In what could be crucial for ensuring export growth in the coming years, the Centre is exploring certain “grey areas’’ in World Trade Organisation (WTO) rules to see if it can continue with its export subsidy schemes for some more time despite the fact that India will cross the low-income threshold this year.

“The WTO rules say that when a member’s per capita gross national income (GNI) crosses the $1,000 threshold for the third consecutive year, it is no longer eligible to give export subsidies.

“But what is unclear is whether India will be entitled to an eight-year phaseout period that is allowed under certain conditions. If there exists such a possibility, we may very well demand it,” a government official told BusinessLine .

FTP review

With the Foreign Trade Policy (FTP) 2015-20 up for a mid-term review later this month, the Directorate General of Foreign Trade (DGFT) has asked the Trade Policy Division of the Commerce Ministry to examine the WTO rules minutely to see if India can make a case for an eight-year phaseout period for its subsidy.

India’s GNI crossed the $1,000 mark for 2013 and 2014, according to figures released by the WTO’s Committee on Subsidies and Countervailing Measures.

In a couple of months, the GNI notification for 2015 will be released and India will, technically, not qualify any more for flexibilities.

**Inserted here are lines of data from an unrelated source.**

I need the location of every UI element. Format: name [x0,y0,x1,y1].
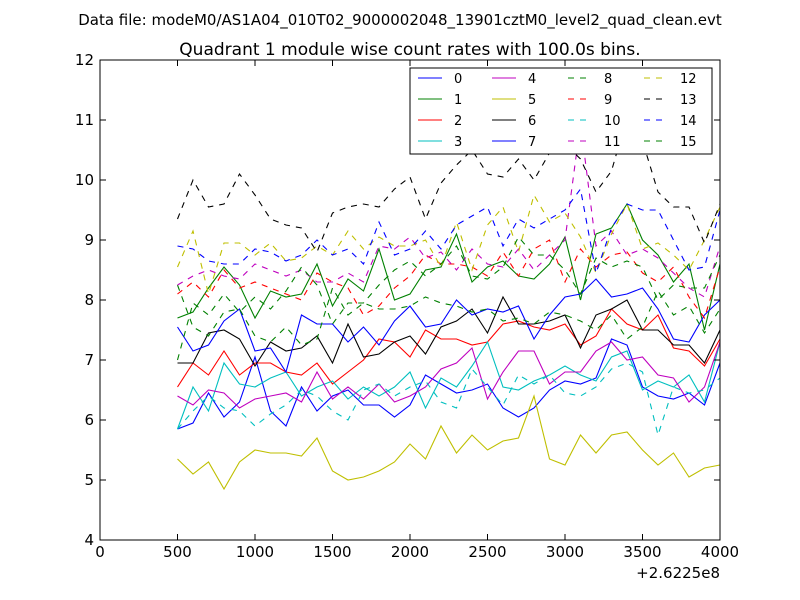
legend-label-3: 3 [454,135,462,150]
y-tick-label: 10 [75,171,94,189]
chart-suptitle: Data file: modeM0/AS1A04_010T02_90000020… [78,11,722,30]
x-tick-label: 1000 [236,543,274,561]
legend-label-2: 2 [454,114,462,129]
series-line-7 [177,278,721,374]
series-line-14 [177,187,721,276]
plot-frame [99,59,721,541]
legend-label-11: 11 [604,135,621,150]
legend-label-4: 4 [528,72,536,87]
plot-area [176,115,721,491]
x-tick-label: 2500 [468,543,506,561]
y-tick-label: 11 [75,111,94,129]
y-tick-label: 4 [84,531,94,549]
legend-label-8: 8 [604,72,612,87]
legend-frame [409,67,713,155]
legend-label-13: 13 [680,93,697,108]
y-tick-label: 8 [84,291,94,309]
series-line-8 [176,284,721,346]
legend-label-10: 10 [604,114,621,129]
series-line-13 [176,115,721,254]
x-tick-label: 1500 [313,543,351,561]
legend-label-0: 0 [454,72,462,87]
x-tick-label: 2000 [391,543,429,561]
legend-label-14: 14 [680,114,697,129]
x-offset-label: +2.6225e8 [636,564,720,582]
series-line-6 [177,295,721,368]
legend-label-9: 9 [604,93,612,108]
x-tick-label: 3500 [623,543,661,561]
chart-title: Quadrant 1 module wise count rates with … [179,40,640,60]
legend-label-7: 7 [528,135,536,150]
y-tick-label: 7 [84,351,94,369]
y-tick-label: 6 [84,411,94,429]
legend-label-15: 15 [680,135,697,150]
axis-ticks: 0 500 1000 1500 2000 2500 3000 3500 400045678910… [75,51,739,561]
x-tick-label: 500 [163,543,192,561]
legend-label-6: 6 [528,114,536,129]
series-line-2 [177,308,721,388]
legend-label-5: 5 [528,93,536,108]
series-line-9 [177,239,721,320]
series-line-12 [176,193,721,297]
y-tick-label: 5 [84,471,94,489]
series-line-3 [176,340,721,430]
series-line-4 [177,341,721,409]
legend-label-1: 1 [454,93,462,108]
y-tick-label: 12 [75,51,94,69]
series-line-15 [176,236,721,361]
y-tick-label: 9 [84,231,94,249]
series-line-5 [177,394,721,491]
legend-label-12: 12 [680,72,697,87]
series-line-10 [177,362,721,438]
x-tick-label: 0 [95,543,105,561]
x-tick-label: 3000 [546,543,584,561]
series-line-0 [177,338,721,430]
series-line-11 [177,122,721,298]
x-tick-label: 4000 [701,543,739,561]
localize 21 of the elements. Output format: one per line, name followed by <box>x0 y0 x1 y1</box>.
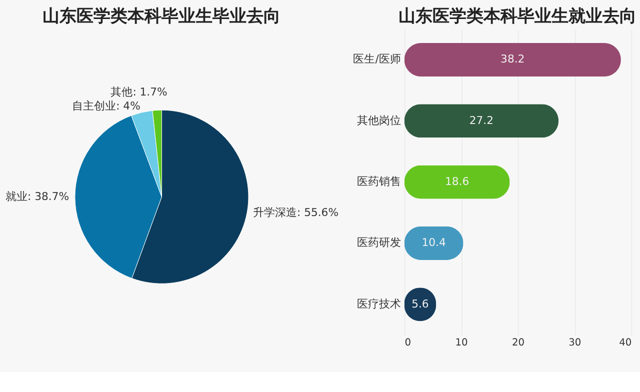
data-label: 10.4 <box>422 236 446 250</box>
chart-title: 山东医学类本科毕业生毕业去向 <box>42 5 281 26</box>
x-tick-label: 40 <box>619 337 632 348</box>
x-tick-label: 20 <box>512 337 524 348</box>
y-tick-label: 医疗技术 <box>356 297 401 310</box>
data-label: 5.6 <box>412 297 429 310</box>
slice-label: 其他: 1.7% <box>110 85 168 98</box>
y-tick-label: 医生/医师 <box>353 52 401 66</box>
slice-label: 自主创业: 4% <box>72 100 140 113</box>
x-tick-label: 10 <box>455 337 468 348</box>
y-tick-label: 其他岗位 <box>356 114 401 127</box>
chart-title: 山东医学类本科毕业生就业去向 <box>398 5 637 26</box>
slice-label: 升学深造: 55.6% <box>252 206 338 220</box>
data-label: 18.6 <box>444 175 470 188</box>
x-tick-label: 30 <box>568 337 582 348</box>
x-tick-label: 0 <box>404 337 412 348</box>
y-tick-label: 医药研发 <box>356 236 401 250</box>
data-label: 38.2 <box>500 52 525 66</box>
data-label: 27.2 <box>469 114 494 127</box>
y-tick-label: 医药销售 <box>356 175 401 188</box>
slice-label: 就业: 38.7% <box>6 190 70 204</box>
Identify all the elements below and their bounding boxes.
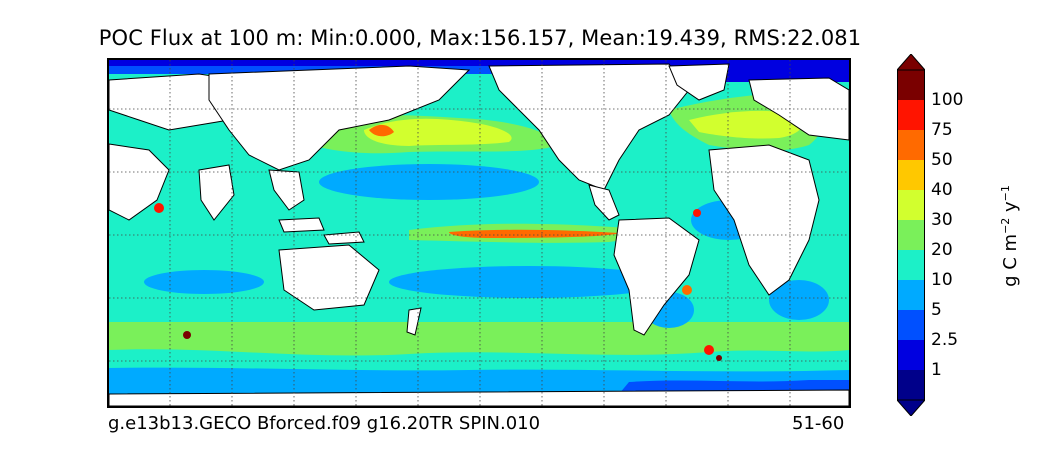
colorbar-segment [897,100,925,131]
kuroshio-hot [369,124,394,137]
equatorial-hot [449,229,619,238]
hot-atlantic-shelf [693,209,701,217]
land-indonesia [278,217,325,233]
land-africa [708,144,820,296]
n-pacific-band-core [364,118,512,146]
colorbar-tick-label: 1 [931,359,942,380]
colorbar-tick-label: 75 [931,119,953,140]
map-canvas [109,60,849,406]
land-africa-east [109,143,170,221]
colorbar [897,54,925,416]
n-pacific-gyre [319,164,539,200]
colorbar-segment [897,70,925,101]
s-atlantic-gyre [769,280,829,320]
colorbar-unit-label: g C m−2 y−1 [999,185,1021,287]
colorbar-tick-label: 100 [931,89,964,110]
indian-gyre [144,270,264,294]
arctic-band-inner [109,60,849,66]
land-new-zealand [406,307,422,336]
colorbar-tick-label: 30 [931,209,953,230]
years-range: 51-60 [792,413,845,434]
colorbar-extend-max [897,54,925,71]
colorbar-tick-label: 10 [931,269,953,290]
colorbar-tick-label: 40 [931,179,953,200]
colorbar-tick-label: 2.5 [931,329,959,350]
land-antarctica [109,389,849,406]
colorbar-segment [897,340,925,371]
land-india [198,164,235,221]
n-atlantic-core [689,110,803,139]
hot-patagonia [682,285,692,295]
land-greenland [668,63,730,101]
hot-south-georgia-core [716,355,722,361]
colorbar-segment [897,220,925,251]
hot-arabian [154,203,164,213]
colorbar-border [897,69,925,401]
colorbar-tick-label: 50 [931,149,953,170]
run-name: g.e13b13.GECO Bforced.f09 g16.20TR SPIN.… [108,413,541,434]
colorbar-segment [897,190,925,221]
colorbar-segment [897,130,925,161]
grid-lines [109,60,849,406]
hot-kerguelen [183,331,191,339]
land-australia [278,244,380,311]
land [109,63,849,406]
colorbar-segment [897,250,925,281]
colorbar-extend-min [897,399,925,416]
colorbar-segment [897,310,925,341]
map-title: POC Flux at 100 m: Min:0.000, Max:156.15… [98,26,862,50]
s-pacific-gyre [389,266,669,298]
land-asia [208,65,471,171]
colorbar-tick-label: 5 [931,299,942,320]
hot-south-georgia [704,345,714,355]
colorbar-segment [897,160,925,191]
colorbar-segment [897,370,925,401]
colorbar-segment [897,280,925,311]
land-europe [748,77,849,141]
colorbar-tick-label: 20 [931,239,953,260]
land-central-america [588,184,620,221]
poc-flux-map [107,58,851,408]
land-south-america [613,217,700,336]
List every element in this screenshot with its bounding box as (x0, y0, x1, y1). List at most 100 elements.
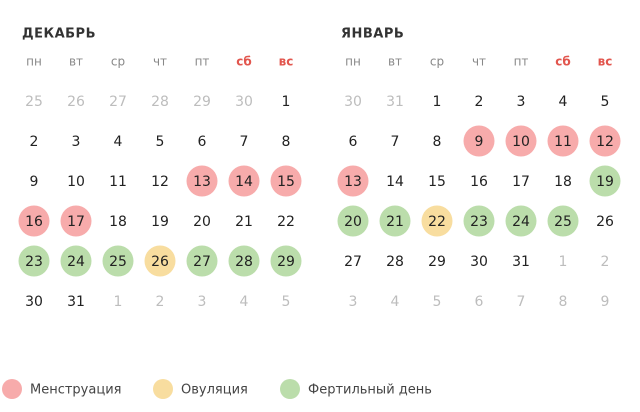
day: 26 (596, 214, 614, 230)
day-highlight (463, 125, 495, 157)
legend-swatch (2, 379, 22, 399)
legend-label: Менструация (30, 383, 121, 398)
day-highlight (421, 205, 453, 237)
day-highlight (186, 245, 218, 277)
day: 21 (235, 214, 253, 230)
weekday: вс (598, 55, 613, 69)
day: 21 (386, 214, 404, 230)
day: 10 (67, 174, 85, 190)
day-highlight (60, 205, 92, 237)
day: 1 (114, 294, 123, 310)
legend-swatch (153, 379, 173, 399)
weekday: вт (69, 55, 83, 69)
legend-swatch (280, 379, 300, 399)
day: 18 (109, 214, 127, 230)
day: 7 (517, 294, 526, 310)
day: 30 (25, 294, 43, 310)
day-highlight (186, 165, 218, 197)
day: 7 (391, 134, 400, 150)
day: 27 (344, 254, 362, 270)
day: 31 (67, 294, 85, 310)
legend-label: Овуляция (181, 383, 248, 398)
day: 22 (428, 214, 446, 230)
day-highlight (505, 205, 537, 237)
day: 30 (344, 94, 362, 110)
day: 26 (67, 94, 85, 110)
weekday: пт (195, 55, 210, 69)
day: 31 (386, 94, 404, 110)
day: 17 (512, 174, 530, 190)
day: 17 (67, 214, 85, 230)
weekday: вс (279, 55, 294, 69)
day: 1 (559, 254, 568, 270)
day: 19 (596, 174, 614, 190)
day: 5 (156, 134, 165, 150)
day-highlight (60, 245, 92, 277)
day: 2 (156, 294, 165, 310)
weekday: чт (472, 55, 486, 69)
day: 10 (512, 134, 530, 150)
day: 27 (109, 94, 127, 110)
day-highlight (18, 245, 50, 277)
day: 18 (554, 174, 572, 190)
day: 14 (235, 174, 253, 190)
day: 29 (193, 94, 211, 110)
day: 5 (282, 294, 291, 310)
day: 28 (151, 94, 169, 110)
day: 27 (193, 254, 211, 270)
day: 20 (193, 214, 211, 230)
day: 1 (433, 94, 442, 110)
day-highlight (547, 125, 579, 157)
day: 8 (559, 294, 568, 310)
day-highlight (379, 205, 411, 237)
day: 15 (277, 174, 295, 190)
day: 30 (470, 254, 488, 270)
weekday: ср (111, 55, 125, 69)
weekday: чт (153, 55, 167, 69)
day: 28 (386, 254, 404, 270)
day-highlight (589, 125, 621, 157)
day: 6 (475, 294, 484, 310)
day: 2 (601, 254, 610, 270)
day-highlight (270, 165, 302, 197)
day-highlight (547, 205, 579, 237)
day: 4 (559, 94, 568, 110)
day: 14 (386, 174, 404, 190)
day: 31 (512, 254, 530, 270)
day-highlight (589, 165, 621, 197)
month-title: ЯНВАРЬ (341, 27, 404, 42)
day: 9 (601, 294, 610, 310)
day: 4 (240, 294, 249, 310)
day: 3 (517, 94, 526, 110)
day: 4 (114, 134, 123, 150)
day: 8 (282, 134, 291, 150)
day-highlight (228, 165, 260, 197)
weekday: сб (236, 55, 252, 69)
day: 12 (151, 174, 169, 190)
weekday: вт (388, 55, 402, 69)
day: 8 (433, 134, 442, 150)
day: 7 (240, 134, 249, 150)
weekday: пн (26, 55, 42, 69)
day: 5 (433, 294, 442, 310)
day: 23 (25, 254, 43, 270)
day: 26 (151, 254, 169, 270)
day: 9 (475, 134, 484, 150)
weekday: пн (345, 55, 361, 69)
day-highlight (144, 245, 176, 277)
day: 6 (349, 134, 358, 150)
day: 25 (109, 254, 127, 270)
day-highlight (18, 205, 50, 237)
day: 13 (344, 174, 362, 190)
day: 16 (470, 174, 488, 190)
day-highlight (337, 165, 369, 197)
day: 1 (282, 94, 291, 110)
day-highlight (228, 245, 260, 277)
day: 2 (475, 94, 484, 110)
day: 3 (349, 294, 358, 310)
day: 12 (596, 134, 614, 150)
day: 30 (235, 94, 253, 110)
day-highlight (505, 125, 537, 157)
day: 25 (25, 94, 43, 110)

This would mean that not only export subsidies for the textile sector — which is anyway going to graduate out in 2018 as it breached the sectoral criteria of 3.25 per cent of global exports in 2010 — but also sops for all other sectors would have to go.

Question of trust

Once the Trade Policy Division gives its views on the matter, the DGFT will plan its actions accordingly. But the DGFT is making a strong case for asking the WTO for the eight-year phaseout period, as it does not want to make drastic changes in the existing export incentive schemes.

“Exporters were promised certain schemes for five years when we very well knew that India’s status was about to change at the WTO. To keep their trust and ensure continuity we have to try and see that the schemes continue at least till the end of the FTP period,” the official said.

Popular schemes, like the Merchandise Export Incentive Scheme, Advance Authorisation Scheme and the Export Promotion Capital Goods scheme, may need to be discontinued once India crosses the GNI threshold.

“Given the state of our exports and economy at the moment, it would rock the boat considerably if export incentive schemes have to be discontinued or changed,” the official added.

Looking up

India’s exports declined for two consecutive fiscals (FY15 and FY16) but managed to post a marginal increase of 4.71 per cent to $274.64 billion in FY17. The recovery, however, is fragile, as the growth is over a low base and the global demand situation continues to be grim.